The law establishing September 17th as Constitution Day was created in 2004 with the passage of an amendment proposed by Senator Robert Byrd to that year’s Omnibus Spending Bill. The law renamed the observation formerly known as “Citizenship Day” and before that as “I Am an American Day.” Whatever its moniker, the day is devoted to celebrating the signing of the United States Constitution on September 17, 1787. The 2004 law not only renamed the day, it also mandates that all publicly funded educational institutions provide instruction on the history of the Constitution on that day.
I doubt that anyone would argue that one day is sufficient time for achieving full understanding of the four-page Constitution crafted in secret by 55 men during a hot Philadelphia summer. However, it could be just enough time to instigate further explorations that lead your students to understanding the document’s historical context, and its connection to current issues and events. That’s an excellent step toward civic engagement.
Annenberg Classroom, presented by The Leonore Annenberg Institute for Civics, offers several points of entry to hook your students on the Constitution. For example, the first segment of the video Key Constitutional Concepts is a lively look at the state of the nation in 1787 that led the Framers to that stuffy hall in Philadelphia. It explodes the heroic mythologies that have grown up around the Constitution’s authors and portrays them as ordinary people who were trying to resolve ongoing conflicts within our new nation that the Articles of Confederation failed to resolve. The states were at odds over issues such as state sovereignty, taxation, land claims, and slavery. States threatened each other with war and behaved as sovereign nations. The Federal Convention participants went into Independence Hall thinking they were going to do a bit of tinkering with the Articles to make them more durable. Instead, they essentially threw out the existing, failing government and, through statesmanship and compromise, developed the document that defines our current system of government.
Another approach is to look at the Constitution within the context of current issues. A Call to Act: Ledbetter v. Goodyear Tire and Rubber Co. tells the story of Lilly Ledbetter, who sued her employer when she discovered that she had for years been receiving lower wages than her male counterparts. Her fight for equal pay is a compelling case study of the three branches of government. If your students tuned in to the 2012 election campaign and the Democratic convention, they might remember that Ms. Ledbetter spoke at the convention and the law that has her name on it–the Lilly Ledbetter Fair Pay Act of 2009—was frequently cited as a victory for Obama’s first term in office.

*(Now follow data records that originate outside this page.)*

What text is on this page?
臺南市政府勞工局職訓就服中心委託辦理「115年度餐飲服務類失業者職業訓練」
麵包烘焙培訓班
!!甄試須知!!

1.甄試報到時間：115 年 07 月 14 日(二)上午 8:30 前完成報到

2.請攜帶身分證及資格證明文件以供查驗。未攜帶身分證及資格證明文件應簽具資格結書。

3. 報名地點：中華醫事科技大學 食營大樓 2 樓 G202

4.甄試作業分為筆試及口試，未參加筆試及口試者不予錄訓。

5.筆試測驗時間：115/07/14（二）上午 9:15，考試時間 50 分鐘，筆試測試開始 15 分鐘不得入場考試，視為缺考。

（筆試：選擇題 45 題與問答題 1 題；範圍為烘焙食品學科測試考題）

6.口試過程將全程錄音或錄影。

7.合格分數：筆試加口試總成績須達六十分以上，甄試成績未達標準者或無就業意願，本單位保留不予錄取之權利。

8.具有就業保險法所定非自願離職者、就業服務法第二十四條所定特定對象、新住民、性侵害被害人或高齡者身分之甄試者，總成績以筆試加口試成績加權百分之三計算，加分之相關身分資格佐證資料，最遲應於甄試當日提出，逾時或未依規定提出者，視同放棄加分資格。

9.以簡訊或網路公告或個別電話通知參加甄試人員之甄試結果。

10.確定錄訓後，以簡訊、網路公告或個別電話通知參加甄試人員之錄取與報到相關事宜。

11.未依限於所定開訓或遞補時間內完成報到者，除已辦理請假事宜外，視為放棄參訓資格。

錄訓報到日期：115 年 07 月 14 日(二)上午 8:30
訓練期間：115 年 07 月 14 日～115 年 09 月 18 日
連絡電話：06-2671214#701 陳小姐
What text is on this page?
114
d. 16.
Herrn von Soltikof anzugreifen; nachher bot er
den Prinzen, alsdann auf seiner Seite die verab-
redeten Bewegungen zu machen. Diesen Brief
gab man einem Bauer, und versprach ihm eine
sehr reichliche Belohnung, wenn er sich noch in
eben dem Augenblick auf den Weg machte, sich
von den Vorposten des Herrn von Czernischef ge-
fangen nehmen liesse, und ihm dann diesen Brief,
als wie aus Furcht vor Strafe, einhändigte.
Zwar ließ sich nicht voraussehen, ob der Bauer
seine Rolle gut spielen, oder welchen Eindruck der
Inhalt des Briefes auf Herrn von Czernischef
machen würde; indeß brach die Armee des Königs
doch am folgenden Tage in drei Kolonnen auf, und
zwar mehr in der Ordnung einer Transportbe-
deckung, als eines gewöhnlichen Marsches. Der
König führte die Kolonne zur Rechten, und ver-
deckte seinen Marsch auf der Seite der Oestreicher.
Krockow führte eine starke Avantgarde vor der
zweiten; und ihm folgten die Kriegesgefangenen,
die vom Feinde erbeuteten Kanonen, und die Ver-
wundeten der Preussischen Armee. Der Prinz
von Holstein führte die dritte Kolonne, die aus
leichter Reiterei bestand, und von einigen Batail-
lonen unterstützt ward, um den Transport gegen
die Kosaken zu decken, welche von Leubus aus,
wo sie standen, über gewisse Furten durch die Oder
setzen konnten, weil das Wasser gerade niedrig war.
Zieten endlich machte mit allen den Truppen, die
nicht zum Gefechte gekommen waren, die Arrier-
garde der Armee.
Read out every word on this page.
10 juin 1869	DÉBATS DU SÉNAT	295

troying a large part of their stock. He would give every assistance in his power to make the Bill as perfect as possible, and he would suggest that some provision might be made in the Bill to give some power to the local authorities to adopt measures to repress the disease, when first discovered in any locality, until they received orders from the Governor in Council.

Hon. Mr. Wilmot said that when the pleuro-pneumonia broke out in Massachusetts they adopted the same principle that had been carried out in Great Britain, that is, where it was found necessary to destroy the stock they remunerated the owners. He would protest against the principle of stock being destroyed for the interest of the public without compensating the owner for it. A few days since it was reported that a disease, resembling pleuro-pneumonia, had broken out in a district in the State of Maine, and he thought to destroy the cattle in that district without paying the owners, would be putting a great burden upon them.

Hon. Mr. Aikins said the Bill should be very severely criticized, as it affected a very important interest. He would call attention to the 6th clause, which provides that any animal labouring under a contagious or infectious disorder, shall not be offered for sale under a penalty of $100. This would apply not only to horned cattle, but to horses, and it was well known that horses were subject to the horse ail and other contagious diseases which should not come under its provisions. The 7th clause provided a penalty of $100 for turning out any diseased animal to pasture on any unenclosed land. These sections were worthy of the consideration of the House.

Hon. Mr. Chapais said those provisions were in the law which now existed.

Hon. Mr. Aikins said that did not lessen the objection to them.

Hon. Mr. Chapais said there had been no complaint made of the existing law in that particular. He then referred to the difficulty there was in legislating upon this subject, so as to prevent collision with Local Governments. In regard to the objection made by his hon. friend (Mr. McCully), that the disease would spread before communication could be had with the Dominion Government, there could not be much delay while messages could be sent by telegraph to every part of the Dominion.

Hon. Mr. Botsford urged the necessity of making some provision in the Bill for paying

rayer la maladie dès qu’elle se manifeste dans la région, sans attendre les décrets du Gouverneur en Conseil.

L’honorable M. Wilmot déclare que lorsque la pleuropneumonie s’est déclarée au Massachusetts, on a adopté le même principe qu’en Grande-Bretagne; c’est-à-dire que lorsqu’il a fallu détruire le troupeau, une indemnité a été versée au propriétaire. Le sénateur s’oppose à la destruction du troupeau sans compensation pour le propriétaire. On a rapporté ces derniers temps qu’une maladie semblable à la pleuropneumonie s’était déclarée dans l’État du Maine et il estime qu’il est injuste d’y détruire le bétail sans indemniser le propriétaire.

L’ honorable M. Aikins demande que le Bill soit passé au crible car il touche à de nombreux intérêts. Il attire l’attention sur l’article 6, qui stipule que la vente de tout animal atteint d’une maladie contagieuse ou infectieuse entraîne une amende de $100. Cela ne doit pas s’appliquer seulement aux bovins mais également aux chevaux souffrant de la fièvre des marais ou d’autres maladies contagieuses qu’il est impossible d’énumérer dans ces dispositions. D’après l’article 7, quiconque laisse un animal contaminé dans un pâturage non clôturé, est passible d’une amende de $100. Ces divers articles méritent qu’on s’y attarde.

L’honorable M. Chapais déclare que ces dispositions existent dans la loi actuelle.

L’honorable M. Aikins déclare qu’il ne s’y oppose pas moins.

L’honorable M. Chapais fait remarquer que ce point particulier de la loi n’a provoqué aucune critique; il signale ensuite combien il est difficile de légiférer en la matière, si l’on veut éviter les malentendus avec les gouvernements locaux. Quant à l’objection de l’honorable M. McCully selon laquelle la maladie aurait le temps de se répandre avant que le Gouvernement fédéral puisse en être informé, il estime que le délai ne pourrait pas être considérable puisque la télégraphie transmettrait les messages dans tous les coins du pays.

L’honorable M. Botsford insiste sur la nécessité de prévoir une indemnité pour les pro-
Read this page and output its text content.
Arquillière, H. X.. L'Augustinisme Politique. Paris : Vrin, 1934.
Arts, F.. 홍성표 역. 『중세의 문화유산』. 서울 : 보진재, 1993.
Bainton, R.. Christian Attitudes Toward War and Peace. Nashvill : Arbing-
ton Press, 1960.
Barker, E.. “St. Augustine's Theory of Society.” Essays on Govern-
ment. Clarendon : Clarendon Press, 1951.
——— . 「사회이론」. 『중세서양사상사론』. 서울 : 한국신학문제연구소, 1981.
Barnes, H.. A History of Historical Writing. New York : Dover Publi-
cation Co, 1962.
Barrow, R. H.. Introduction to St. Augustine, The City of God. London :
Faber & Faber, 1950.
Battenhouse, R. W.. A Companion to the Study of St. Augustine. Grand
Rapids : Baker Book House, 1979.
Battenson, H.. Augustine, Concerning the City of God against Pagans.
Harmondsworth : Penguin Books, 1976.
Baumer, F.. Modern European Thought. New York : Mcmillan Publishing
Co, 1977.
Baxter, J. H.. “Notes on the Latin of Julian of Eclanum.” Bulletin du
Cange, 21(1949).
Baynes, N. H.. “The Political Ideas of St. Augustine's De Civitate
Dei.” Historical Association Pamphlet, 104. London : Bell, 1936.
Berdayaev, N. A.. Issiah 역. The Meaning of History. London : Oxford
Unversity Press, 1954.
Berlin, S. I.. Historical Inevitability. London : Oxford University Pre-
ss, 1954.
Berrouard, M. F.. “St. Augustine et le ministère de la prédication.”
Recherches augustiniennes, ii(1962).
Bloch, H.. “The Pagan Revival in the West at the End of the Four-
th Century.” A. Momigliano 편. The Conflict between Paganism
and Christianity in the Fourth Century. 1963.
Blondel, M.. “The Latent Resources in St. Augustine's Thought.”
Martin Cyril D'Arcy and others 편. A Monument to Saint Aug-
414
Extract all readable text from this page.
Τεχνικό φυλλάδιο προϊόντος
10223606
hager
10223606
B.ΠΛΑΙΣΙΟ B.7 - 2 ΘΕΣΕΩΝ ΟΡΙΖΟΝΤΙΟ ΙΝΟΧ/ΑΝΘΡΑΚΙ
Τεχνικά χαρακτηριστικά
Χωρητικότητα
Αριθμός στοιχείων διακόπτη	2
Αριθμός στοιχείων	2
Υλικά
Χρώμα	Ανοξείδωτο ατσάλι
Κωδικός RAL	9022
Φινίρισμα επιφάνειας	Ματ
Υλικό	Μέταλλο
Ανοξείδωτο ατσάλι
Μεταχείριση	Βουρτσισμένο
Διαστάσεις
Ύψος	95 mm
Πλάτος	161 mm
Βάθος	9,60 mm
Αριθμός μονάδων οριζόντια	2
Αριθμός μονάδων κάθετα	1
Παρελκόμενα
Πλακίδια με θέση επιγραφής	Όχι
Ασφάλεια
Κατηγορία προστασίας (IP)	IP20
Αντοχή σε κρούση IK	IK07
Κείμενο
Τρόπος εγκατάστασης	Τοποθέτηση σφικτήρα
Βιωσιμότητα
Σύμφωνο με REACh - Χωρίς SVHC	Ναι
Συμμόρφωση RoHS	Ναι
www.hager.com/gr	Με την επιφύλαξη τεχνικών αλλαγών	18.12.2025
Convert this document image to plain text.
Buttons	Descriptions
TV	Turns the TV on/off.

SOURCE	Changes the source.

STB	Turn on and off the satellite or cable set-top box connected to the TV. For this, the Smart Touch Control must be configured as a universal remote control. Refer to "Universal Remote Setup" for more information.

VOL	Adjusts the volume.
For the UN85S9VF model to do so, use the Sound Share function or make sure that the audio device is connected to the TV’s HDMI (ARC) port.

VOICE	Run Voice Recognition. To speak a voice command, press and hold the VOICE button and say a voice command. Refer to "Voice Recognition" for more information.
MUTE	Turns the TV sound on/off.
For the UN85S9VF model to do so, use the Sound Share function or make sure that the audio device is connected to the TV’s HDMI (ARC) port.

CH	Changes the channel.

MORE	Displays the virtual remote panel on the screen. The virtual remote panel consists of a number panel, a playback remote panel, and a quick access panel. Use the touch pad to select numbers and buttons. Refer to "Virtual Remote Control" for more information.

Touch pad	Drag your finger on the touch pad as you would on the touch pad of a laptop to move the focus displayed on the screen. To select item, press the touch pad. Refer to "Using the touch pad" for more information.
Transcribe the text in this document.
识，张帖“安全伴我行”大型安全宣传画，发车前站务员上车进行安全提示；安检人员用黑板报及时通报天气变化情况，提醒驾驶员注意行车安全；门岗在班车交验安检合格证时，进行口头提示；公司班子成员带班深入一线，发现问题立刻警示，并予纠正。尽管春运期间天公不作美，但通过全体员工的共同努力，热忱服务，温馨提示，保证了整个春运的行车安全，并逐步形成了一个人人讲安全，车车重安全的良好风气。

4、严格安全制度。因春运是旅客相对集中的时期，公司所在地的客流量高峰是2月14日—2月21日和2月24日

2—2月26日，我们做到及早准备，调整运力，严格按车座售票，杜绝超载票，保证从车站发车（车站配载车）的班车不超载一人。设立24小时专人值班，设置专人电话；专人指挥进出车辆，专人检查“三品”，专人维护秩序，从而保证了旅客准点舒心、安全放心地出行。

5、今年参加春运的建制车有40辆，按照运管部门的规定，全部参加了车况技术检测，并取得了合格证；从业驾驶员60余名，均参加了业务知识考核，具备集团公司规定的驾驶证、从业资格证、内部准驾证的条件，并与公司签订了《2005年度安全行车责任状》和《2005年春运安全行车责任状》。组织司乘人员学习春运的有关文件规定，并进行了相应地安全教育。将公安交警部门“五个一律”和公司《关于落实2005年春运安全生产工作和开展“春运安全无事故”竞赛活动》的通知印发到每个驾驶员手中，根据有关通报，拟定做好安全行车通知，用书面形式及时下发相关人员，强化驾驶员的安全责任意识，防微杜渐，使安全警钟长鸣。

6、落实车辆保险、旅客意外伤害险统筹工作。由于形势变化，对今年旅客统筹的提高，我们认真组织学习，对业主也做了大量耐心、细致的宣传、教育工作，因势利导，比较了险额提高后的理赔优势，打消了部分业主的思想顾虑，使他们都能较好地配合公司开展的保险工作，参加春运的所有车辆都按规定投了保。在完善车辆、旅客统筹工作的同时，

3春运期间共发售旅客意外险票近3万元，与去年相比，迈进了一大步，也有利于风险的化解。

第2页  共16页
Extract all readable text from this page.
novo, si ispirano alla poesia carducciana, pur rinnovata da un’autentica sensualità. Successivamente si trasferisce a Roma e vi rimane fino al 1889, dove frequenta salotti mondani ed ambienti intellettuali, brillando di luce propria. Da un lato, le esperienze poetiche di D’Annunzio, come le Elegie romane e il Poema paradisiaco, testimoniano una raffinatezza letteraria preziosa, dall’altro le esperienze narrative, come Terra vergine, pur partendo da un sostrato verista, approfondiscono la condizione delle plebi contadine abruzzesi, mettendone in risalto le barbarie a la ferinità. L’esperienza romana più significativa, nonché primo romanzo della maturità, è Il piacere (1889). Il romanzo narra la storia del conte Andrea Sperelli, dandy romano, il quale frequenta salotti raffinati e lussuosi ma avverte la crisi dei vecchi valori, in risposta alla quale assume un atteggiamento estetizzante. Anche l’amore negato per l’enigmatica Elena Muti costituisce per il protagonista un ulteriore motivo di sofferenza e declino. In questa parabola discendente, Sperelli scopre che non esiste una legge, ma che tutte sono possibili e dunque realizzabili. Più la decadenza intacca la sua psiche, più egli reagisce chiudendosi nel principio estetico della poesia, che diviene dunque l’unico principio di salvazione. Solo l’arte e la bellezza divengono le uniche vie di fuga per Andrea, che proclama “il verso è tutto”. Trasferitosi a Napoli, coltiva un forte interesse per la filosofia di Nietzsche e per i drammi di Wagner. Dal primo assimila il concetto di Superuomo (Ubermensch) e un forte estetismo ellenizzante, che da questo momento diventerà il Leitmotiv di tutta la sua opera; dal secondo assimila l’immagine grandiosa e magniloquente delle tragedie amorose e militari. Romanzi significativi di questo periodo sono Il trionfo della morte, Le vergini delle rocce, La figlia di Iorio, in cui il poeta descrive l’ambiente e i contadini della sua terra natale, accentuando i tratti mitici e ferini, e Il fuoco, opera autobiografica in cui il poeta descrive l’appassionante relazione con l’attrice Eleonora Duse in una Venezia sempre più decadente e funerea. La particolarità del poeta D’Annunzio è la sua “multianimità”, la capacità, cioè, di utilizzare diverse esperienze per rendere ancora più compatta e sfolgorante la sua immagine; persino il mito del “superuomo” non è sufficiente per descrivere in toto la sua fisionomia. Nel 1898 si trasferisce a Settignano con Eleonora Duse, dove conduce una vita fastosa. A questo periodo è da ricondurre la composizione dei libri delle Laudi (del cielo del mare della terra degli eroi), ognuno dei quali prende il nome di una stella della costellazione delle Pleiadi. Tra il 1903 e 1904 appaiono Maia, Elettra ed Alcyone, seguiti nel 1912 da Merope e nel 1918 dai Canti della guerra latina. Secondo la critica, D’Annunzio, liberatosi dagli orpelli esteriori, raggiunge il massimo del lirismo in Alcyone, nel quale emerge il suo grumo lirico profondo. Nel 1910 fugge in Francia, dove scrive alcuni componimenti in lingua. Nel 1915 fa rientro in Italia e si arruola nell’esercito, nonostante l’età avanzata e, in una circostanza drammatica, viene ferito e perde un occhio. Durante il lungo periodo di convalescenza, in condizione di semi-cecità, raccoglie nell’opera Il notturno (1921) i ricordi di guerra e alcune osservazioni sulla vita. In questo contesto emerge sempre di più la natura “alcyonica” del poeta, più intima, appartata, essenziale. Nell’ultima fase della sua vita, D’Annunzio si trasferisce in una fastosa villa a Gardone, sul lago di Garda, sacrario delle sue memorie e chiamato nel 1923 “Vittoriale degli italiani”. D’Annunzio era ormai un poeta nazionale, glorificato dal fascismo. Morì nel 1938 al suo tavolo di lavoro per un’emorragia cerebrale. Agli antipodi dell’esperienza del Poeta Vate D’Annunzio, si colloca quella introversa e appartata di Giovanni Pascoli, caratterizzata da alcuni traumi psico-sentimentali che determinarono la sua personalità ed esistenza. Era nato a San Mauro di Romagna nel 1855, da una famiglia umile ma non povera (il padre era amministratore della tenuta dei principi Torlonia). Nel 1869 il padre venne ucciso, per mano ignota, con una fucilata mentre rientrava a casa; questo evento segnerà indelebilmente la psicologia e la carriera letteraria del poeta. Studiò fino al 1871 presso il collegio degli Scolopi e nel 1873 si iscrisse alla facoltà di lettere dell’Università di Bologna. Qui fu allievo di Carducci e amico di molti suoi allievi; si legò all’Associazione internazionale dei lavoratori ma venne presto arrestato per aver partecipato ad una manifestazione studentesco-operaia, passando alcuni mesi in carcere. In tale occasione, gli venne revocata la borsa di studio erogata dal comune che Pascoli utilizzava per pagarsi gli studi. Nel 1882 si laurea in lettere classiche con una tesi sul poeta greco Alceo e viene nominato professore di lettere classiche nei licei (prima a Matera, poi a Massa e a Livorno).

Constitution Day is a good time to involve students in current conversations on Constitutional issues. Annenberg Classroom’s Speak Outs feature provides blog posts on topics from wiretapping to government regulation of sugary drinks to whether or not the president needs Congress’ approval to use force in Syria. The blog posts provide background on controversial topics that are making news or being considered in the courts. Students are then invited to share their views. Many of the student posts could serve as models of expository writing for your students.
Search learner.org for even more resources for Constitution Day. Your students might enjoy diving into an aspect of the Constitution that keeps judges, pundits and the rest of us up all night—the vague language that is open to interpretation and fuels ongoing arguments about immigration reform, gun control, and health care reform. Many of today’s court rulings, Senate debates and Facebook rants are based on how individuals interpret the language in the Bill of Rights and other Constitutional amendments. View the first segment of Democracy in America, program 2, “The Constitution: Fixed or Flexible?” with your students about what American society might look like if our Constitution was not open to interpretation.
Constitution Day can be the day your students begin lifelong study of and participation in civic life. What will you do to get them started?